His superciliousness was almost impertinent. It would have been quite so if it had not been dominated by an absurd and almost grotesque pride, which accounted for his temper. I was sure then that he was either an honest man or the best actor I had ever seen.
“Think the matter over,” I added in a less indifferent tone; “I am certain that you will then acquit me of unreasonableness. Call here again in a day or two, and we will have a chat about it.”
This softer speech availed me as little as the other. He made no sort of answer to it, but packing his opal carefully again, he rose abruptly and left the shop.
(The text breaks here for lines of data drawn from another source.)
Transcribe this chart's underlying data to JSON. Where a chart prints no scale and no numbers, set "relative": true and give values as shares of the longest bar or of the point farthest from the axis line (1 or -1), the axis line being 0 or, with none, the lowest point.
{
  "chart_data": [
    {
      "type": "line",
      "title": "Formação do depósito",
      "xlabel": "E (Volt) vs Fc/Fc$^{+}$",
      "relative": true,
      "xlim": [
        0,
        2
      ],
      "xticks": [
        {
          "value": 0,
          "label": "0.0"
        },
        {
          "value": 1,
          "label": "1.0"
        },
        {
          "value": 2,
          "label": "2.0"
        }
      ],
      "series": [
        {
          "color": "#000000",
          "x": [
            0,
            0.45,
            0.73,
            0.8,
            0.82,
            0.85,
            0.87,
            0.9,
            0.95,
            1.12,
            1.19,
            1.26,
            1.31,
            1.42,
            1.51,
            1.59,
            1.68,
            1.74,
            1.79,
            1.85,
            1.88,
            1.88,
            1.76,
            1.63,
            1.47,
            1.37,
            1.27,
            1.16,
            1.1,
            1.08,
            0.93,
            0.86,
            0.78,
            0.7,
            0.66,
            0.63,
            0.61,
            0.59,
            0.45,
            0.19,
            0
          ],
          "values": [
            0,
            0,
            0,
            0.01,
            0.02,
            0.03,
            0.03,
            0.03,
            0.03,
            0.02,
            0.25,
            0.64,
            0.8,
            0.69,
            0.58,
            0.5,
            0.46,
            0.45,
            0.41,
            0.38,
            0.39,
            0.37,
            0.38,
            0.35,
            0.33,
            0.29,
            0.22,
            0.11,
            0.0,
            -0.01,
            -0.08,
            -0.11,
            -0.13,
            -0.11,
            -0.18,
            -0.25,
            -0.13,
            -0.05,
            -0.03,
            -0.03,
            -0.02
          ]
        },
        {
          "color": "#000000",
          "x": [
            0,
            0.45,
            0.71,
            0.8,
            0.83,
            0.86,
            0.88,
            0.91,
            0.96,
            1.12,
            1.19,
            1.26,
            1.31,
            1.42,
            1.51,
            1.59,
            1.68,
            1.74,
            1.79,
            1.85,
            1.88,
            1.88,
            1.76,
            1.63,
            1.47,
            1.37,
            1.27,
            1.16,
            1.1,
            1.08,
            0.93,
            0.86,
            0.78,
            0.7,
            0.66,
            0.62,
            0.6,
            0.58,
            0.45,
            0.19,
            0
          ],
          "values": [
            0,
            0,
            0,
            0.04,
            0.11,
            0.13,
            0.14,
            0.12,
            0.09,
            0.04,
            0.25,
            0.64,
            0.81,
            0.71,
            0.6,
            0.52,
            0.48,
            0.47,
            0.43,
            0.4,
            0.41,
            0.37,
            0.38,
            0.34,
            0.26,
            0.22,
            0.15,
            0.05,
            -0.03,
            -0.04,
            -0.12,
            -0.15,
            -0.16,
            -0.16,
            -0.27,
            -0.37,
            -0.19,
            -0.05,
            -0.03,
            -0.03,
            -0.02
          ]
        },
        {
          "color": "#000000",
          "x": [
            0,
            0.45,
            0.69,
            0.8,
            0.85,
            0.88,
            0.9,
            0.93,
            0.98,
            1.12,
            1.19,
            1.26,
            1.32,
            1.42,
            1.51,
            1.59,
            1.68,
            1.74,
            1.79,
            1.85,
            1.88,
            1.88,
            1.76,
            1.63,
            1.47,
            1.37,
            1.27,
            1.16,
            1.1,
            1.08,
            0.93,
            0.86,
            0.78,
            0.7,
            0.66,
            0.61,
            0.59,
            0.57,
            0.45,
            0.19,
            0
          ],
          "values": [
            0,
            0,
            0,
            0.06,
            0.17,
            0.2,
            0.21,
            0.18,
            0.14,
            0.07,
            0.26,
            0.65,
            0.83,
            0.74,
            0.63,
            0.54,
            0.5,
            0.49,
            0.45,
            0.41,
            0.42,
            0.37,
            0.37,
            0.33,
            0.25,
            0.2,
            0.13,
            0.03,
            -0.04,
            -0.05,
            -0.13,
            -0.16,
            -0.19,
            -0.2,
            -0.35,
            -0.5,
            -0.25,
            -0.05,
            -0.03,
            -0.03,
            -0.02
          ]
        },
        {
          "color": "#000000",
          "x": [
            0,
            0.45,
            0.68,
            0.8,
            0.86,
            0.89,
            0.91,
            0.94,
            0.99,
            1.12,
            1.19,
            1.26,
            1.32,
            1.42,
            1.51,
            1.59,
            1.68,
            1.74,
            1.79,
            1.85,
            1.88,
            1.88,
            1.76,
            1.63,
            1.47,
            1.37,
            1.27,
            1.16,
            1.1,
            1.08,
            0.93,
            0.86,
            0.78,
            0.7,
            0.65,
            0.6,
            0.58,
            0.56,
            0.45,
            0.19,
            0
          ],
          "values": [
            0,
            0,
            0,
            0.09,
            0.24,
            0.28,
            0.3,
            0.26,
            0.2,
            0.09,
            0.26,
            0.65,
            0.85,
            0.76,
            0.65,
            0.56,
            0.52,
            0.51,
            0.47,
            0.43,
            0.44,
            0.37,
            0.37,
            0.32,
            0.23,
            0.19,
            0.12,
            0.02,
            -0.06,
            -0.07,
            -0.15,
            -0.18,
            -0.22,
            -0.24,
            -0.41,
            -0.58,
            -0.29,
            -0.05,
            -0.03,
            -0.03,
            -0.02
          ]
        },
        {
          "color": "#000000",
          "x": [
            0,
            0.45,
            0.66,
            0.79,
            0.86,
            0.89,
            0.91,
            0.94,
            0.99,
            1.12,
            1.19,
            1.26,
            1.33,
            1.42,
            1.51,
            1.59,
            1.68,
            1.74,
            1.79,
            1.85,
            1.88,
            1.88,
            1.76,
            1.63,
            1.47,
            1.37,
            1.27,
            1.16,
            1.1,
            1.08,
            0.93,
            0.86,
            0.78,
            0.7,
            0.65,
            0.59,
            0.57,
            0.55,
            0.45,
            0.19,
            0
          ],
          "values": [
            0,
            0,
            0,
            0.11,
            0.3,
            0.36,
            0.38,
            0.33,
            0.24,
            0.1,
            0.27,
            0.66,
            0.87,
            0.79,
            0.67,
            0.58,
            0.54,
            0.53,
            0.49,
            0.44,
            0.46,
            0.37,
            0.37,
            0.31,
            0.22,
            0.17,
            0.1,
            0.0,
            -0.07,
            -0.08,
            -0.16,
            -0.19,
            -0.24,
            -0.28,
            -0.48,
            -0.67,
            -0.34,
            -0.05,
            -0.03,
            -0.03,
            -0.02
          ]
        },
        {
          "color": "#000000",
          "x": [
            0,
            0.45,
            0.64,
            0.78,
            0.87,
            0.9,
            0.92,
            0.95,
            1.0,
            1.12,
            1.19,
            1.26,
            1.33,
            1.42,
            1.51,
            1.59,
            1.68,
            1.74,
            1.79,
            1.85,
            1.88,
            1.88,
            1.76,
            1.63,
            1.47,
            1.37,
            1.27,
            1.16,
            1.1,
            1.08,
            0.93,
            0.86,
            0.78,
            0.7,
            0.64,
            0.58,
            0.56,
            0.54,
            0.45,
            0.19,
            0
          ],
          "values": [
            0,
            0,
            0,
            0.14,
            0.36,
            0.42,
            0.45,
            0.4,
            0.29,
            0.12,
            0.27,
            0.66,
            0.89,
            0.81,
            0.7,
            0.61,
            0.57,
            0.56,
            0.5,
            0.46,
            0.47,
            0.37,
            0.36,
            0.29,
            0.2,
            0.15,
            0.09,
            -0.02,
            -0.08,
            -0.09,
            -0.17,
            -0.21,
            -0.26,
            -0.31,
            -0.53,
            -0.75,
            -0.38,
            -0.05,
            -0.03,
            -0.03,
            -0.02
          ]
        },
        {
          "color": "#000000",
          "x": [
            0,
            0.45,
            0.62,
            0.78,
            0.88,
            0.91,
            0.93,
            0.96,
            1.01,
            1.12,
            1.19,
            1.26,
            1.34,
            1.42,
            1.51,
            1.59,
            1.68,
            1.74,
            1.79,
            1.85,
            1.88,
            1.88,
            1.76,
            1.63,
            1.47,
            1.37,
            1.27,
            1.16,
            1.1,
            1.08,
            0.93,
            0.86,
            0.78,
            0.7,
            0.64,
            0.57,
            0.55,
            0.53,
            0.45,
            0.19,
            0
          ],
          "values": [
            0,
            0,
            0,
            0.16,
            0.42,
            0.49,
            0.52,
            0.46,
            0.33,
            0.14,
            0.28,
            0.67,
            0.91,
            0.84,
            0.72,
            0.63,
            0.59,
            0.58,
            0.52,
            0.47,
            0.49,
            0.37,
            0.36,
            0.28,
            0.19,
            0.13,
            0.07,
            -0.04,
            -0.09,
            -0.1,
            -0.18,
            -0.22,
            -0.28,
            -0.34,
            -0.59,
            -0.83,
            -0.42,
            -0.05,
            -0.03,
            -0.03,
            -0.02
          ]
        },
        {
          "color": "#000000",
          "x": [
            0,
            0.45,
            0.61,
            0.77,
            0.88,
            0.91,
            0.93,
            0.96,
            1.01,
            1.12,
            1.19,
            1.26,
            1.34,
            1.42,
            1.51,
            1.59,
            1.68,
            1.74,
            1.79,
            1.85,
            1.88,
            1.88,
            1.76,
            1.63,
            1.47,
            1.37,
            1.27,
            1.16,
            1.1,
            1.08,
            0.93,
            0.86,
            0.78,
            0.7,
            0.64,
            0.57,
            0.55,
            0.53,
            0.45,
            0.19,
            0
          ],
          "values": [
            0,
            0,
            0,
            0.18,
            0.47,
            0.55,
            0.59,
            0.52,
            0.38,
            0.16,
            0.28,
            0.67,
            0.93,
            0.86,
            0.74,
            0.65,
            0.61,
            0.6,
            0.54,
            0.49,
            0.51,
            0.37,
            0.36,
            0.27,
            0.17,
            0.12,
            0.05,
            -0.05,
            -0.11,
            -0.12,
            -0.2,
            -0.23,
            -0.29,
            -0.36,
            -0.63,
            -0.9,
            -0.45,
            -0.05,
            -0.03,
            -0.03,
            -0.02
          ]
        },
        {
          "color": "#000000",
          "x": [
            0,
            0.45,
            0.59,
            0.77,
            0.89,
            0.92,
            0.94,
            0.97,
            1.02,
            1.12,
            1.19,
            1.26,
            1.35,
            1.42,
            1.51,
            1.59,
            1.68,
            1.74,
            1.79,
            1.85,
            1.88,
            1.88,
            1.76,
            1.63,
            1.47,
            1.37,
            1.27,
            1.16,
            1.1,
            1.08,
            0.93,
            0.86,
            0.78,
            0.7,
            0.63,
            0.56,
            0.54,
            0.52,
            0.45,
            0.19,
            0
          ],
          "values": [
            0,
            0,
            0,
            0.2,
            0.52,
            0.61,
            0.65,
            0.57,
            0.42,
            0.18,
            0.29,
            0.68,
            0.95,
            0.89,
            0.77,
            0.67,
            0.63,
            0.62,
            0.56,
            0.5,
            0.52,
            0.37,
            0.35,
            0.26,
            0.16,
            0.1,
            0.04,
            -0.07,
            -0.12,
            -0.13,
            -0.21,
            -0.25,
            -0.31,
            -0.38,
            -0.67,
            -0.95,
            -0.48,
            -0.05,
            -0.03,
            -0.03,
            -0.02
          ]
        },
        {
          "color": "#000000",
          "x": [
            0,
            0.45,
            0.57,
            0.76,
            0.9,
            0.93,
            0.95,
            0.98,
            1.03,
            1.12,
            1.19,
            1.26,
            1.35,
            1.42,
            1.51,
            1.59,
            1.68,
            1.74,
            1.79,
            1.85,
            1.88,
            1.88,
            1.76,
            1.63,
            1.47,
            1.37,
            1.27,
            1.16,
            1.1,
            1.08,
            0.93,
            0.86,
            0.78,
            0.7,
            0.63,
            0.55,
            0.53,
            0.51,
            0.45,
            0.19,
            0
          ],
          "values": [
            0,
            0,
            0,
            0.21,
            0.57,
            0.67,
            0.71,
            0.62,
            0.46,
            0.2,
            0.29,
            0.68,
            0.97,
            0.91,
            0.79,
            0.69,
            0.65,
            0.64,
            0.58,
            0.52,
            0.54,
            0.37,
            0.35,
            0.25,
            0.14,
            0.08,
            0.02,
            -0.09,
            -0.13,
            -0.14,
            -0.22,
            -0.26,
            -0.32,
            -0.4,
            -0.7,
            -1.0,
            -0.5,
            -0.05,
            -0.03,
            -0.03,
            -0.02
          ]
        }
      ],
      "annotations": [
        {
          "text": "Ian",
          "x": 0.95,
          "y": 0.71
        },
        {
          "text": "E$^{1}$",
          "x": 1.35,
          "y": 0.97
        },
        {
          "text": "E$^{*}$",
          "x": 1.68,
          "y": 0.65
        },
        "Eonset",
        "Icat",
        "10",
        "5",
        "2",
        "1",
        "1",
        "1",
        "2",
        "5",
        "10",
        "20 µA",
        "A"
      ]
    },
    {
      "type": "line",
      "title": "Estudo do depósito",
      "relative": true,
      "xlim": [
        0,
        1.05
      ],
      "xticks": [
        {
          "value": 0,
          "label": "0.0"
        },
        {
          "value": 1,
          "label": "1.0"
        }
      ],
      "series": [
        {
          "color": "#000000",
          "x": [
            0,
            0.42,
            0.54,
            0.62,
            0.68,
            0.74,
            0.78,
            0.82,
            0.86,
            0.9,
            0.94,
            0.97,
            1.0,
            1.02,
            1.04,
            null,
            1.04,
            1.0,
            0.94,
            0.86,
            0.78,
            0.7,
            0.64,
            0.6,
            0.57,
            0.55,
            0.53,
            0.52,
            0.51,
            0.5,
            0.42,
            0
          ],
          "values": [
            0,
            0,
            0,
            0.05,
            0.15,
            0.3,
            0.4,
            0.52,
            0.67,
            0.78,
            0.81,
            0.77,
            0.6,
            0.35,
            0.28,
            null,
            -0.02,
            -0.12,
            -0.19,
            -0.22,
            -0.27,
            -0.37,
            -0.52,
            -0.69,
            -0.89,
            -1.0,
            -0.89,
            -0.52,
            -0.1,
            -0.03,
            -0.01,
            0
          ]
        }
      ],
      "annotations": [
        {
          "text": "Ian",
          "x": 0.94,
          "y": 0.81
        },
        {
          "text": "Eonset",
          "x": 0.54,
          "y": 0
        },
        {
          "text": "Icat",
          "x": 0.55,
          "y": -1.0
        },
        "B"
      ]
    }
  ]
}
As he went I touched my bell twice, and Abel followed him quietly down Piccadilly, while I sent a line to Scotland Yard informing the Commissioners of the presence of such a man as the Russian in London, and of the Gargantuan jewel which he carried. Then I went home through the fog and the humid night; but my way was lighted by a memory of the magnificent gem I had seen, and the hunger for the opal was already upon me.
The inquiry at Scotland Yard proved quite futile. The police telegraphed to Paris, to Berlin, to St. Petersburg, to New York, but got no tidings either of a robbery or of the man whom mere circumstances pointed at as a pretender. This seemed to me the more amazing since I could not conceive that a stone such as this was should not have made a sensation in some place. Jewels above all material things do not hide their light under bushels. Let there be a great find at Kimberley or in the Burmese mines; let a fine emerald or a perfect turquoise be brought to Europe, and every dealer in the country knows its weight, its color, and its value before three days have passed. If this man, who hugged this small fortune to him, and without it was a beggar, had been a worker at Cerwenitza, he would have told me the fact plainly. B
ut he spoke of the opal being older even than the famous and commonly cited specimen at Vienna. How came it that he alone had the history of such an ancient gem? There was only one answer to such a question—the history of his possession of it, at any rate, would not bear inquiry.